Diante desse cenário, Hage sugeriu a adoção de algumas ações estratégicas para a fase atual. Entre elas, fortalecer a resposta nacional à pandemia, com a atualização dos planos de preparação e reposta alinhados ao Plano Estratégico da OMS; alcançar a meta de vacinação de pelo menos 70% das populações dos países até o início de julho; intensificar as medidas não farmacológicas caso ocorra agravamento na situação epidemiológica, como hospitalizações, internações em UTI e óbitos, com o consequente comprometimento da capacidade dos serviços de saúde; manutenção da medidas básicas, como uso de máscaras, isolamento domicilar de doentes, higienização das mãos e ventilação de ambientes internos; e implantação de medidas para redução de risco em eventos de massa (avaliação, mitigação e comunicação de risco); monitorar hospitalizações, internações em UTI e óbitos; integração com a vigilância da influenza e outros patógenos respiratórios; manter a testagem representativa; detectar precocemente, incluindo vigilância baseada em eventos e ambiental; monitorar a gravidade em grupos vulneráveis; e reforçar a vigilância genômica.
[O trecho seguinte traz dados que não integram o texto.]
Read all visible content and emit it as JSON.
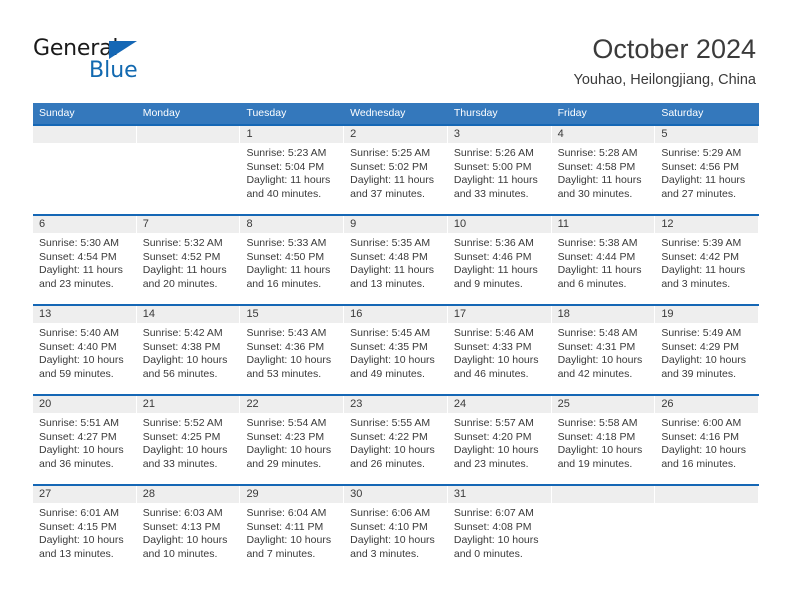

Depois, o pesquisador Raphael Guimarães, do Observatório Covid-19 Fiocruz, fez uma síntese das apresentações. Segundo ele, o trabalho do Observatório nestes dois anos de pandemia foi o de elaborar um panorama nacional da emergência sanitária, revelando indicadores e dados, sempre com análises científicas. “O que fica claro é que equidade permeou toda a pandemia. Mesmo os atuais indicadores mais favoráveis não se traduzem de maneira igual pelas 27 unidades da Federação e mais de 5 mil municípios. É um país profundamente heterogêneo e com imensas dificuldades, o que exige um comando único, a partir do SUS”.
Guimarães afirmou que a politização da pandemia trouxe rupturas para o correto entendimento do que é a saúde pública, gerando uma equivocada dicotomia com a economia. “Essa politização exacerbada aumenta a disparidade, leva novamente o Brasil para o Mapa da Fome e causa uma piora em todos os indicadores sociais e de saúde”. Esse cenário, segundo o pesquisador, acaba por levar muitas pessoas a decidirem por elas mesmas se e quando vão tomar vacinas, se e quando vão usar máscaras. “E tudo isso é ação coletiva, não pode ser de caráter exclusivamente individual”.
No entanto, ele disse que a valorização do SUS, mesmo com o subfinanciamento do sistema, é um dos bons legados que vão ficar. “Apesar do início tardio da vacinação no Brasil, estamos hoje à frente dos Estados Unidos em percentual da população vacinada, mesmo tendo começado dois meses depois deles”.